- Previous posts: Archbishop of Petra and Philadelphia (1992-2007)

Orders
- Ordination: 27 July 1958
- Consecration: 23 October 1992 by Maximos V Hakim

Personal details
- Born: 11 October 1930 Ka'a at Baalbek, Lebanon
- Died: 8 February 2017 (aged 86)
- Denomination: Melkite Greek Catholic Church

= Georges El-Murr =

Georges El-Murr, BC (11 October 1930 in Ka'a at Baalbek, Lebanon – 8 February 2017) was Archbishop of the Melkite Greek Catholic Archeparchy of Petra and Philadelphia in Amman.

==Life==

Georges El-Murr was ordained a priest of the Order of St. John S. Ordo Basilianus Baptistae, Soaritarum Melkitarum (religious symbol: BC) on 27 July 1958. He was appointed vicar for the District of Irbid in 1968 and moved in 1991 to Newton (USA). His appointment as Archbishop of Petra and Philadelphia on August 26, 1992, made him successor to Archbishop Saba Youakim. On 23 October 1992, he was ordained in Amman by Melkite Patriarch Maximos V Hakim Archbishop, and he had as co-consecrators Archbishops Andre Haddad, BS of Zahle and Furzol (Lebanon) and Abraham Nehmé of Homs (Syria).

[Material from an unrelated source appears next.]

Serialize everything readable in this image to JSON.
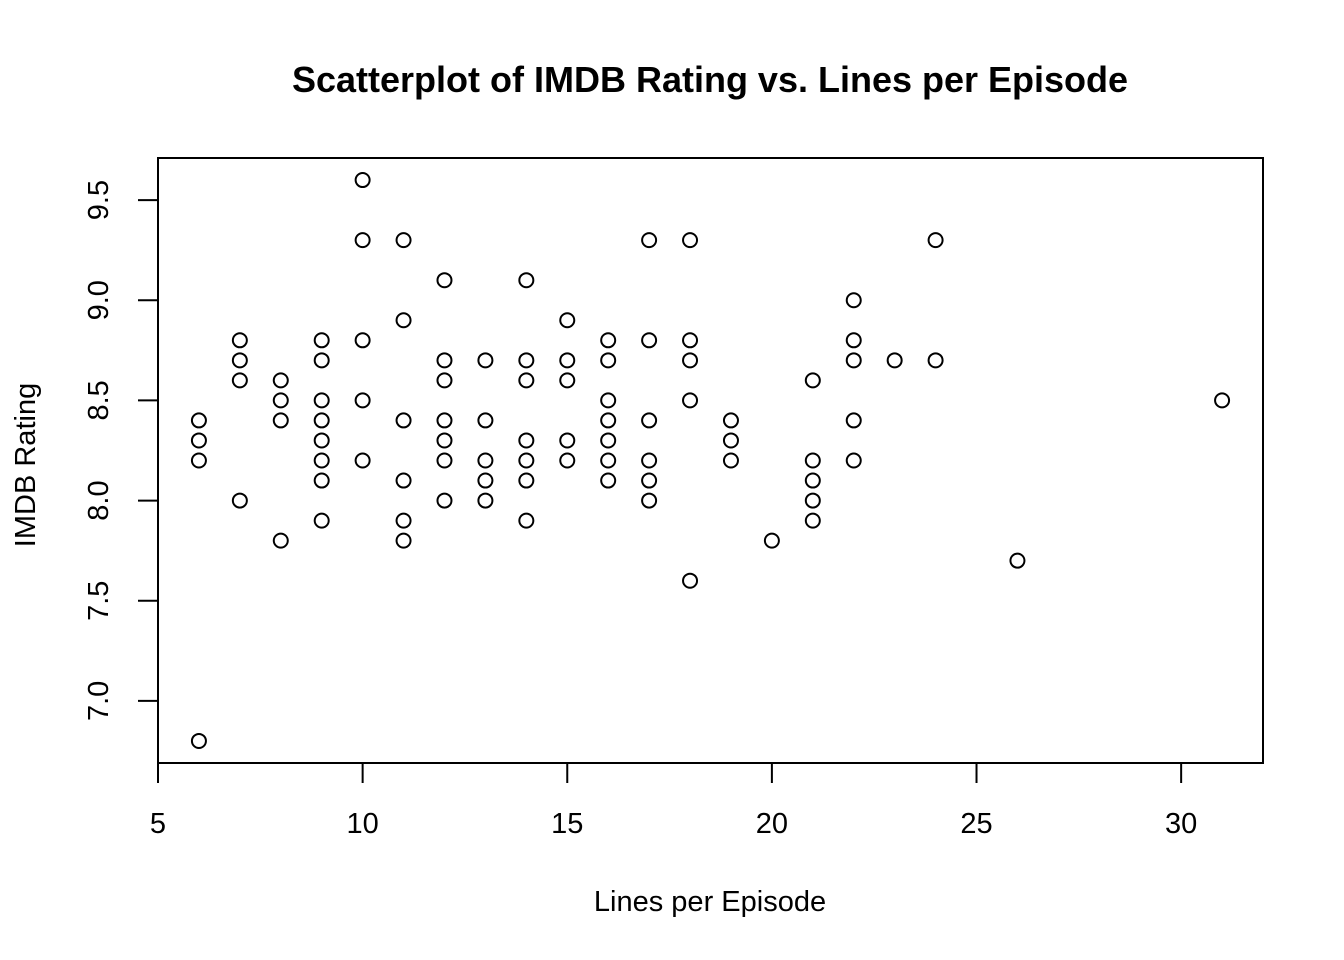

El-Murr consecrated as Archbishop Elias Chacour Archbishop of Akka (Israel) and was co-consecrator at Georges Nicolas Haddad, SMSP, Exarch of Argentina, Bishop Abdo Arbach Exarch of Argentina and its eventual successor Archbishop Yasser Ayyash. In addition to office he was from 1997 to 2007 Patriarchal Exarch of the Melkite Greek Catholic Church in Iraq. After his renounce El-Murr is emeritus since June 18, 2007.

==Political arrangement==

For political issues the Archbishop made in 2002 a discourse when he called for diplomatic and economic sanctions against Israel by the United States and the European Union. He protested against the so ongoing armed conflict in Palestine and called on Israel to withdraw.

"As long as the United States speak empty words and hollow threats, they are in the conflict on the part of Israel," said El-Murr. Neither the EU nor the US has done in his opinion in the past enough to avoid the conflict. In former Yugoslavia or Iraq and Afghanistan, the international community has mixed in Israel but let one grant."